Thinking About Latent Positions Geometrically¶
You can also think about this stuff geometrically. The dot product between any two vectors \(u_i\) and \(u_j\), geometrically, is their lengths multiplied together and then weighted by the cosine of the angle between them. Smaller angles have cosines close to 1, and larger angles have cosines close to 0. So, nodes whose latent positions have larger angles between them tend to have lower edge probabilities, and nodes whose latent positions have smaller angles between them tend to have higher edge probabilities. This is the core intuition you need to understand why you can find communities and do downstream inference with latent position matrices: two nodes whose latent positions are further apart will have a smaller probability of having an edge between them!
import matplotlib.patches as patches
fig, axs = plt.subplots(1, 2, figsize=(20, 10))
####### First Ax
# background plot
ax = axs[0]
plot = sns.scatterplot(
x=X[:, 0],
y=X[:, 1],
hue=labels,
s=80,
ax=ax,
palette="tab10",
color="k",
)
ax.spines['left'].set_position('zero')
ax.spines['right'].set_color('none')
ax.spines['bottom'].set_position('zero')
ax.spines['top'].set_color('none')
ax.xaxis.set_ticks_position('bottom')
ax.yaxis.set_ticks_position('left')
ax.set_xlim([-1.2, 1.2])
ax.set_ylim([-1.2, 1.2])
# plot vector arrows
u_i = X[0]
u_j = X[-1]
ax.arrow(0, 0, u_i[0], u_i[1], head_width=0.03, head_length=0.03, fc='lightblue', ec='black')
ax.arrow(0, 0, u_j[0], u_j[1], head_width=0.03, head_length=0.03, fc='orange', ec='black')
# Text and text arrow
style = "Simple, tail_width=0.5, head_width=4, head_length=8"

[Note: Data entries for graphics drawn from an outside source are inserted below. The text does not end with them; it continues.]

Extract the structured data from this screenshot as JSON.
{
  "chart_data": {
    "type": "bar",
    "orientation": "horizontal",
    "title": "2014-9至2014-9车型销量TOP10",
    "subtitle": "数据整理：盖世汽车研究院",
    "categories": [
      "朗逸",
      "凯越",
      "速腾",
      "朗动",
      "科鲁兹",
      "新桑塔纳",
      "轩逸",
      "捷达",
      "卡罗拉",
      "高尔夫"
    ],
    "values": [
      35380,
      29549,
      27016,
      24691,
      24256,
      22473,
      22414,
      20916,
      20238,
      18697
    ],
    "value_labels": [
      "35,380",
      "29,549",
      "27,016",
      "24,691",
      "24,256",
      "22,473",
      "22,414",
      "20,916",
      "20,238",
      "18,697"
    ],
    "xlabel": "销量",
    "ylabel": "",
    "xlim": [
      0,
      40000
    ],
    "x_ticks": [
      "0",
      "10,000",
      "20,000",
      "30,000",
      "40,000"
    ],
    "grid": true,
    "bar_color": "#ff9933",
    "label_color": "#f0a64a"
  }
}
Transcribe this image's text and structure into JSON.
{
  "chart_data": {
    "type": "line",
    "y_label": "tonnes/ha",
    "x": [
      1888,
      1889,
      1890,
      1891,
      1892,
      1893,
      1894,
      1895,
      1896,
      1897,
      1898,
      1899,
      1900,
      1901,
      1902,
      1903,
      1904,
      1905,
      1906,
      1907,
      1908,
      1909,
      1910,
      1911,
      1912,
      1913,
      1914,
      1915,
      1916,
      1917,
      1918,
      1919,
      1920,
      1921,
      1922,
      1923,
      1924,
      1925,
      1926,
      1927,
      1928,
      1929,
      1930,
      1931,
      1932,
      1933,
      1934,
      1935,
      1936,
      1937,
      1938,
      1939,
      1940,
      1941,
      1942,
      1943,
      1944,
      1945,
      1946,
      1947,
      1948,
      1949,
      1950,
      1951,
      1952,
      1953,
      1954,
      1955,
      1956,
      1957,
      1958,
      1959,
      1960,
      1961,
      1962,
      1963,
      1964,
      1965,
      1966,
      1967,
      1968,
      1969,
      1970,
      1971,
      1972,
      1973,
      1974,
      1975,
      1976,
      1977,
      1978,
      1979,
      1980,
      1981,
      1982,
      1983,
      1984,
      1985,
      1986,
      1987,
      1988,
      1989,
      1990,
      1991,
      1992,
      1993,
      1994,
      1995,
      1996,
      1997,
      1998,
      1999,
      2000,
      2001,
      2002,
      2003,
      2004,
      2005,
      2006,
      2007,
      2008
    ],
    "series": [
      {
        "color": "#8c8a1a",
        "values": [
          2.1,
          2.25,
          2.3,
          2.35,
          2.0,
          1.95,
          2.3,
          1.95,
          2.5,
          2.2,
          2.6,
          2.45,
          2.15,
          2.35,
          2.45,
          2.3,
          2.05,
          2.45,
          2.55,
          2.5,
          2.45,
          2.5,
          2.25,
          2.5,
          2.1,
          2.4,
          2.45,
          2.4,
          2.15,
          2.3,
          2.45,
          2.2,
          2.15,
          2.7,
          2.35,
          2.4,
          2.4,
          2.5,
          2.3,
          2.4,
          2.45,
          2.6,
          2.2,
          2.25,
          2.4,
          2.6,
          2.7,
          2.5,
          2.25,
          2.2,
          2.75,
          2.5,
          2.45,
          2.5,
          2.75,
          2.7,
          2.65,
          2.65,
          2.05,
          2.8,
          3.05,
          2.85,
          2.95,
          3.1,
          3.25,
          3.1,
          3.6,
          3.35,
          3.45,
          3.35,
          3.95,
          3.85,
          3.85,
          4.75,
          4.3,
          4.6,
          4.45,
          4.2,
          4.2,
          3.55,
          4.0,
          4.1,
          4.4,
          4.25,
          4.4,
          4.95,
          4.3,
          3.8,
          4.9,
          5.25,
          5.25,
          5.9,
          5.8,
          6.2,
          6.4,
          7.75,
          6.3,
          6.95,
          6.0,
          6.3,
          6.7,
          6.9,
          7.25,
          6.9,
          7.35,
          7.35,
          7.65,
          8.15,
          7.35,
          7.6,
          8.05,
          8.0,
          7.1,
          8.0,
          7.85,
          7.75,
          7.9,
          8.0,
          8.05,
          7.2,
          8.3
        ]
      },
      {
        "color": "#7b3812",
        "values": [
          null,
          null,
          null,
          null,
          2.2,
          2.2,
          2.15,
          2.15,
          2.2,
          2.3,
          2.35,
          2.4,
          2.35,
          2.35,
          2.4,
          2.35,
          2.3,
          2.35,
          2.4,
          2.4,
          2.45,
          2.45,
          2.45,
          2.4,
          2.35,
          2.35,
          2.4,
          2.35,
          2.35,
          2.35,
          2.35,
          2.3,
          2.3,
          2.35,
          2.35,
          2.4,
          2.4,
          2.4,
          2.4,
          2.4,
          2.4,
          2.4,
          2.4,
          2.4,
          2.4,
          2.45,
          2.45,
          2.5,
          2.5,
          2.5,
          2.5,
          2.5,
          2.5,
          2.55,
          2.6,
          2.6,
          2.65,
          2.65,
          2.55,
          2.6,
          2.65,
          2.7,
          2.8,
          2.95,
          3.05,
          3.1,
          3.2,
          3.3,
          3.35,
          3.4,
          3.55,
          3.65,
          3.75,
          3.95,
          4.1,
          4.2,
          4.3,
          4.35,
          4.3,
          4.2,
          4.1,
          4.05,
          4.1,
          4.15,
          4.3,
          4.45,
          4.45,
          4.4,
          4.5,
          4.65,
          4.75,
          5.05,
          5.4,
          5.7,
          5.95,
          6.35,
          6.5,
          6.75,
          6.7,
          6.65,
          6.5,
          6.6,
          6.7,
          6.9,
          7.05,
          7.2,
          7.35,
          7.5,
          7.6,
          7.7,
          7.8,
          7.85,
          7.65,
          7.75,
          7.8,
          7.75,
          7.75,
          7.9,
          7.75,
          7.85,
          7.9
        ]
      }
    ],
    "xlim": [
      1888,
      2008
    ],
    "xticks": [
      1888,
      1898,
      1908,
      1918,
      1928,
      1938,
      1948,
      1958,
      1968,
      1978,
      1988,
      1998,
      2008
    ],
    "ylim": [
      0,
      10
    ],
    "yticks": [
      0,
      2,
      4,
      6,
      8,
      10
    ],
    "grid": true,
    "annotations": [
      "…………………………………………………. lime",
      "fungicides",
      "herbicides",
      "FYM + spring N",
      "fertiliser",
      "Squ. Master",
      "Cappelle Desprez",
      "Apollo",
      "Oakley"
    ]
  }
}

kw = dict(arrowstyle=style, color="k", alpha=.3)
text_arrow = patches.FancyArrowPatch((0.2, 0.15), (.05, .01), connectionstyle="arc3, rad=.2", **kw)
txt = r"""
angle close to 90°, cos(angle) close to 0, so
dot product = probability of edge smaller
"""
ax.text(0.22, 0.07, txt)
ax.add_patch(text_arrow)
ax.set_title("Latent Positions In Different Communities \nHave A Lower Dot Product", y=1.05, fontsize=22);
####### Second Ax
ax = axs[1]
plot = sns.scatterplot(
x=X[:, 0],
y=X[:, 1],
hue=labels,
s=80,
ax=ax,
palette="tab10",
color="k",
)
ax.spines['left'].set_position('zero')
ax.spines['right'].set_color('none')
ax.spines['bottom'].set_position('zero')
ax.spines['top'].set_color('none')
ax.xaxis.set_ticks_position('bottom')
ax.yaxis.set_ticks_position('left')
ax.set_xlim([-1.2, 1.2])
ax.set_ylim([-1.2, 1.2])
# plot vector arrows
u_i = X[-1]
u_j = X[-2]
ax.arrow(0, 0, u_j[0], u_i[1], head_width=0.03, head_length=0.03, fc='orange', ec='black')
ax.arrow(0, 0, u_j[0], u_j[1], head_width=0.03, head_length=0.03, fc='orange', ec='black')
# Text and text arrow
style = "Simple, tail_width=0.5, head_width=4, head_length=8"
kw = dict(arrowstyle=style, color="k", alpha=.3)
text_arrow = patches.FancyArrowPatch((0.2, .15), (0, 0), connectionstyle="arc3, rad=.7", **kw)
txt = r"""
angle close to 0°, cos(angle) close to 1, so
dot product = probability of edge larger
"""
ax.text(0.22, 0.07, txt)
ax.add_patch(text_arrow)
ax.set_title("Latent Positions In The Same Community \nHave A Higher Dot Product", y=1.05, fontsize=22);

If you have an estimate for the latent positions, there’s math that shows that you get a pretty good estimate for the block probability matrix as well. In practice, that’s what you’re actually doing: getting an estimate of the latent positions with spectral embedding, then using those to do more downstream tasks or estimating block probability matrices.